第9話殺戮者対殺戮者

街にはまだ旧王国派と現王国派での小競り合いが起きている。

コウは私をその中心部で殺し旧王国派から御旗を取り上げるつもりだったのだろう。

しかし、今屋根上からジョージの兄を名乗るジョナサンが道を塞いでいる。

「君は…邪魔する気かな?」

コウが苛立ちながら尋ねる。

「その娘を返して貰うだけさ。うちの弟が気に入ってるんだよね?だからさ返してくれないか?」

人を物のように扱うのは止めていただきたいがそれでいいから是非とも助けてください。

するとコウの奴が私を物のように部下に投げつける。

「おいおい、大切にしろよそいつの処女は弟が食うことになってんだから傷つけるなよ?」

サイテーなことをいいながらコウの爆発魔法を弾きジョナサンの後方で爆発が起き街に被害とおそらく死者が出た。

ジョナサンが反撃と言わんばかりに攻撃を開始するがコウが使用していたのと同じ爆発魔法を撃ちはなつ。

コウの奴もジョナサンと同じように弾き飛ばしまたしても街に被害がでる。

「君も爆発魔法使えるんだ?てっきり僕以外は使えないと思っていたよ。

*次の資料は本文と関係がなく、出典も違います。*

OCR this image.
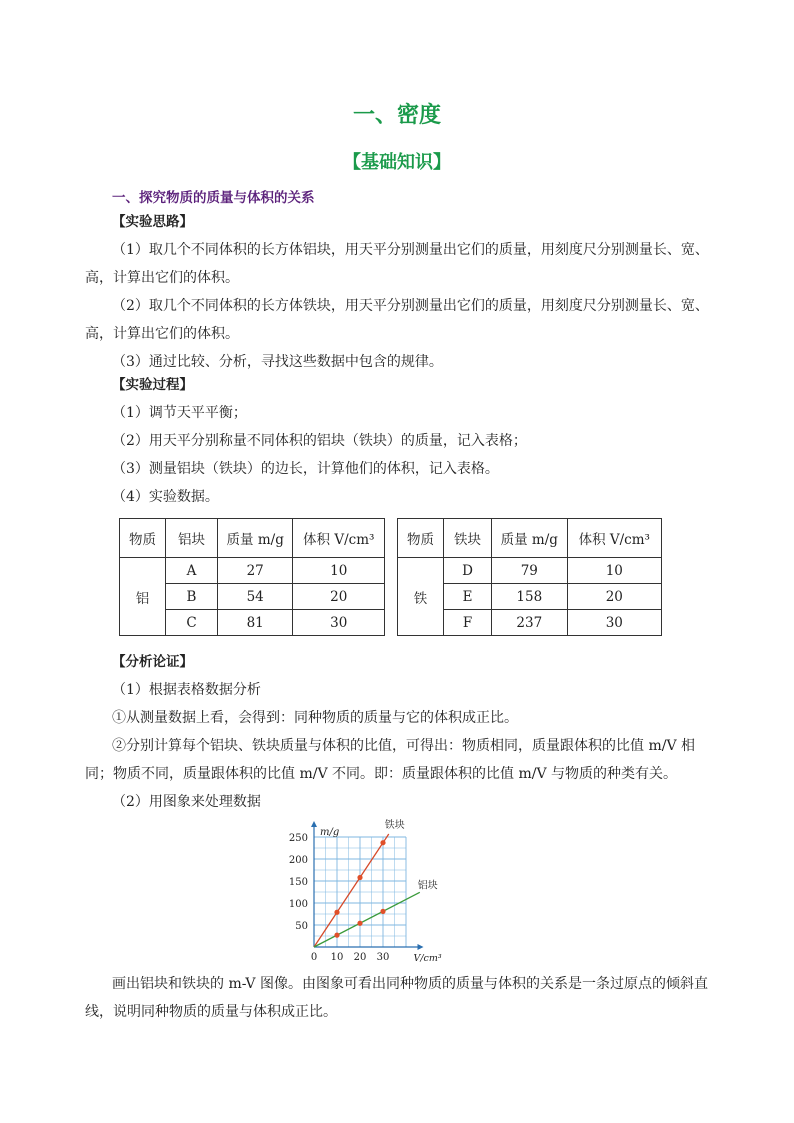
一、密度
【基础知识】
一、探究物质的质量与体积的关系
【实验思路】

（1）取几个不同体积的长方体铝块，用天平分别测量出它们的质量，用刻度尺分别测量长、宽、高，计算出它们的体积。

（2）取几个不同体积的长方体铁块，用天平分别测量出它们的质量，用刻度尺分别测量长、宽、高，计算出它们的体积。

（3）通过比较、分析，寻找这些数据中包含的规律。

【实验过程】

（1）调节天平平衡；

（2）用天平分别称量不同体积的铝块（铁块）的质量，记入表格；

（3）测量铝块（铁块）的边长，计算他们的体积，记入表格。

（4）实验数据。

物质	铝块	质量 m/g	体积 V/cm³
铝	A	27	10
	B	54	20
	C	81	30
物质	铁块	质量 m/g	体积 V/cm³
铁	D	79	10
	E	158	20
	F	237	30
【分析论证】

（1）根据表格数据分析

①从测量数据上看，会得到：同种物质的质量与它的体积成正比。

②分别计算每个铝块、铁块质量与体积的比值，可得出：物质相同，质量跟体积的比值 m/V 相同；物质不同，质量跟体积的比值 m/V 不同。即：质量跟体积的比值 m/V 与物质的种类有关。

（2）用图象来处理数据

50
100
150
200
250
0 10 20 30
m/g
V/cm³
铁块
铝块

画出铝块和铁块的 m-V 图像。由图象可看出同种物质的质量与体积的关系是一条过原点的倾斜直线，说明同种物质的质量与体积成正比。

」

「原理を理解していれば簡単だ!こんな単純なことを理解できないほど凡人の集まりだからだろ?まぁお前を殺さなきゃここから逃げられそうにないからな…ワリィが死ねよ!」

片手を横なぎに振るうと壁に切り傷ができコウは防いだようだが私を運んでいた兵士達は背中に傷をおったのか血を出しながら倒れこむ。

「無詠唱で魔法かそれなりに魔法が使えるようだが脅威ではないな。」

コウが人差し指と中指を合わせながらジョナサンに向け小さな魔力弾を大量に射撃する。

小さくとも充分殺傷能力があり次々と建物の内と外を爆発しまくる。

「ちょっと住民がいるのよ!なに自国民ころそうとしてるのよ!」

「国賊を殺すのが最優先に決まっている!もちろん君を殺すときは君のお父上とは違い処刑だがね!!」

「知らねぇな!ここにいる運命を呪いながら死んでいけばいいんじゃねぇのか?死ねや!七三分けのおっさん!!」

何故かジョナサンまで民家に攻撃がおよぶのが分かっていながらコウの真似と思われる魔法を放つ。

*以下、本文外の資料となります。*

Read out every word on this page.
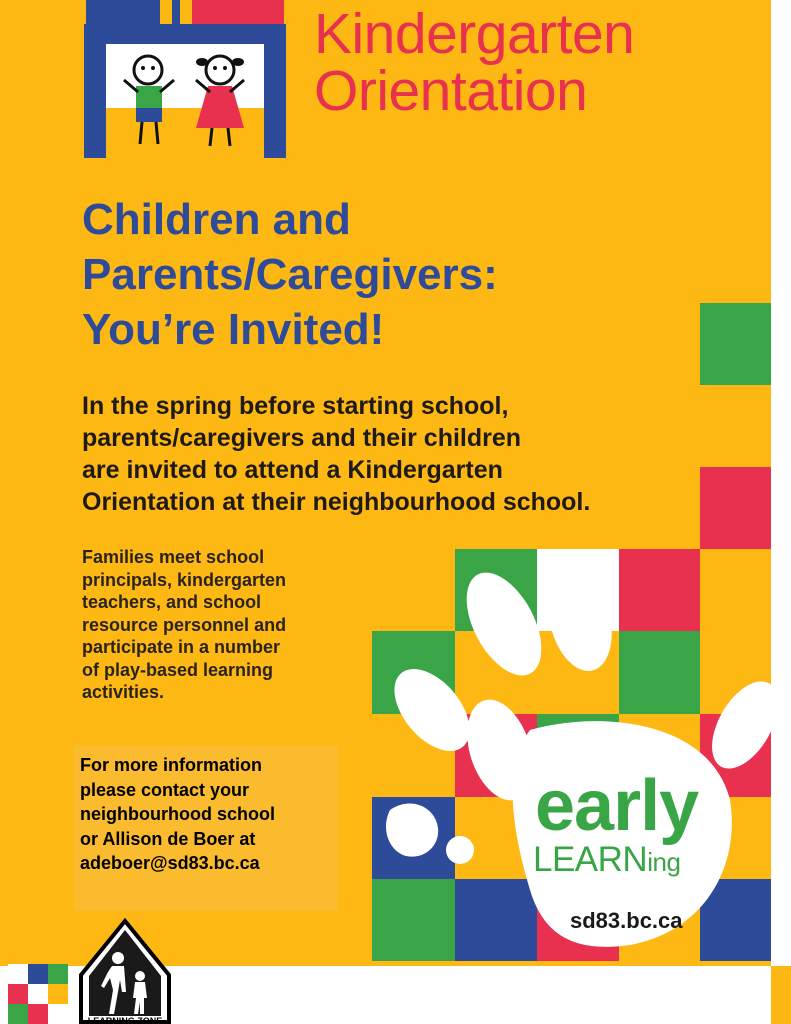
Kindergarten
Orientation
Children and
Parents/Caregivers:
You’re Invited!

In the spring before starting school,
parents/caregivers and their children
are invited to attend a Kindergarten
Orientation at their neighbourhood school.

Families meet school
principals, kindergarten
teachers, and school
resource personnel and
participate in a number
of play-based learning
activities.

For more information
please contact your
neighbourhood school
or Allison de Boer at
adeboer@sd83.bc.ca

early
LEARNing
sd83.bc.ca
LEARNING ZONE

この2人からすれば市民は道端に落ちている小石や雑草のように価値のないものだからだろう。

コウに対して魔法が効かないと分かるとジョナサンは爆発魔法から別の魔法に切り替える方針へと変えたようだ。

「『サンダーランス』ついでに『ウォーターバレット』!」

土煙が舞い上がるほどの攻撃だったがコウの防壁を突破することはできなかったのを確認するとコウは爆発魔法を撃つ構えを止めて剣を抜き接近戦を行おうとする。

戦いを急いでいるのか無理やり接近して斬りかかるがジョナサンの腕や足に薄くだが切り傷をいれる。

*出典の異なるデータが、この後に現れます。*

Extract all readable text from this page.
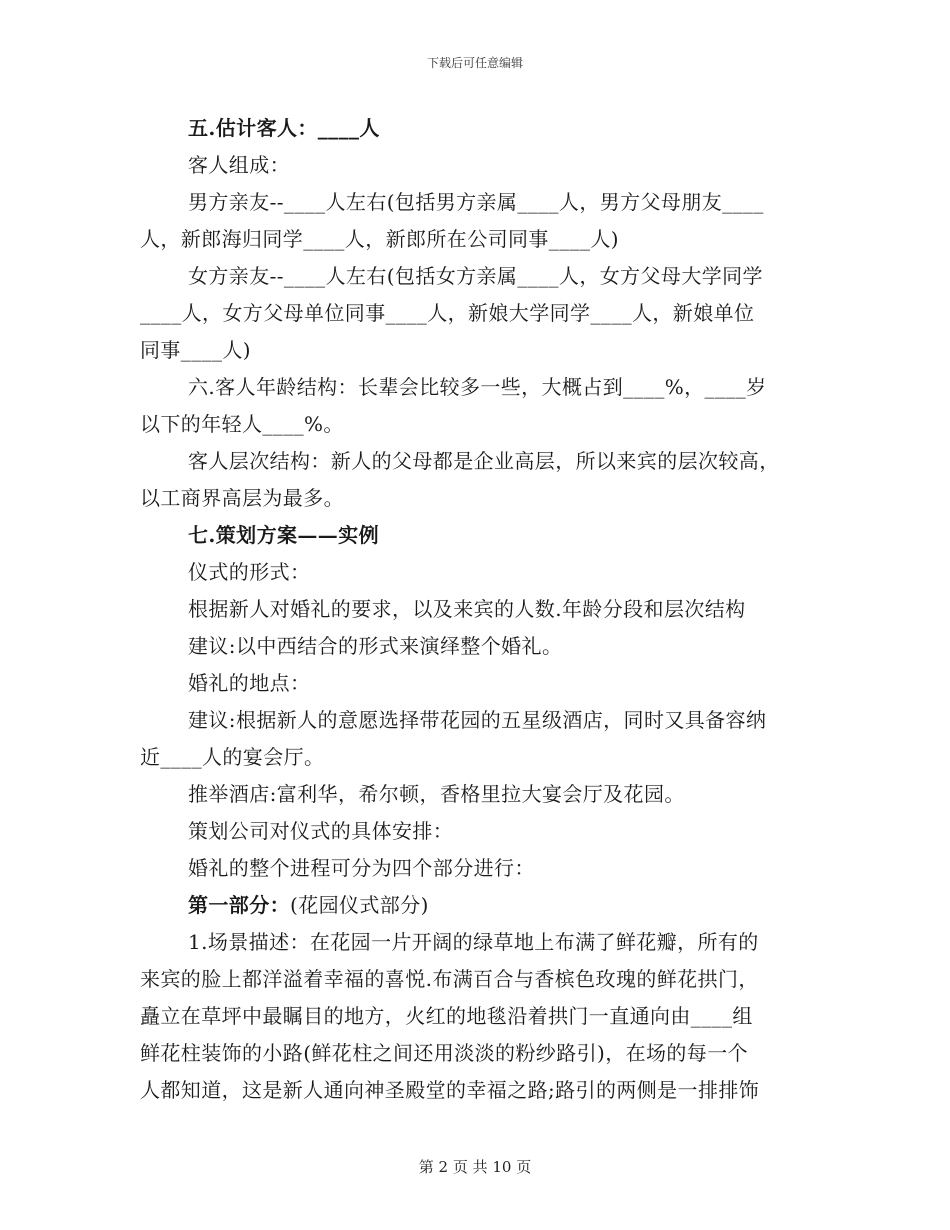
下载后可任意编辑
五.估计客人：____人
客人组成：
男方亲友--____人左右(包括男方亲属____人，男方父母朋友____
人，新郎海归同学____人，新郎所在公司同事____人)
女方亲友--____人左右(包括女方亲属____人，女方父母大学同学
____人，女方父母单位同事____人，新娘大学同学____人，新娘单位
同事____人)
六.客人年龄结构：长辈会比较多一些，大概占到____%，____岁
以下的年轻人____%。
客人层次结构：新人的父母都是企业高层，所以来宾的层次较高，
以工商界高层为最多。
七.策划方案——实例
仪式的形式：
根据新人对婚礼的要求，以及来宾的人数.年龄分段和层次结构
建议:以中西结合的形式来演绎整个婚礼。
婚礼的地点：
建议:根据新人的意愿选择带花园的五星级酒店，同时又具备容纳
近____人的宴会厅。
推举酒店:富利华，希尔顿，香格里拉大宴会厅及花园。
策划公司对仪式的具体安排：
婚礼的整个进程可分为四个部分进行：
第一部分：(花园仪式部分)
1.场景描述：在花园一片开阔的绿草地上布满了鲜花瓣，所有的
来宾的脸上都洋溢着幸福的喜悦.布满百合与香槟色玫瑰的鲜花拱门，
矗立在草坪中最瞩目的地方，火红的地毯沿着拱门一直通向由____组
鲜花柱装饰的小路(鲜花柱之间还用淡淡的粉纱路引)，在场的每一个
人都知道，这是新人通向神圣殿堂的幸福之路;路引的两侧是一排排饰
第 2 页 共 10 页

「魔法じゃ拮抗しているからって剣で戦おうとした割にはたいした腕じゃねぇな!」

ジョナサンがコウを煽るが既に下準備をコウは終えてしまったことに気づいていなかった。

直後に切り傷の所に魔法陣が現れジョナサンの身体が爆発し周囲に血肉が飛び散り肉の焼ける臭いがし始める。

物言わぬ死体となったジョナサンを確認すると私の方へとコウは接近し街の中心部へと運ぼうとする。

「貴女は死神かもしれませんね?貴女に関わらなければあの馬車にいた者も彼も街の住民も死なずにすんだかもしれないのにね?まぁすぐにあの世で合流させますからご安心を…。」

軽々とコウがアンを抱き抱え広場へと跳躍していく残された遺体に起こる変化に気づくことなく。



騒乱が続く街は避難を急ぐ市民を巻き添えにしながら制圧を優先する現王国派が辛うじてな優勢に見える戦況であり旧王国派の中心メンバー達は追い詰められ始めていた。

「クソ!メルドの奴ら市民を巻き添えにしてまで俺達を殲滅するつもりか!」

「王女様、早くお逃げ下さい!貴女がいればまだイフメア王国の復興の望みもあります。急ぎ支度を!!」

彼らに王女と呼ばれる女性は何も物を言わずただ頷くだけだった。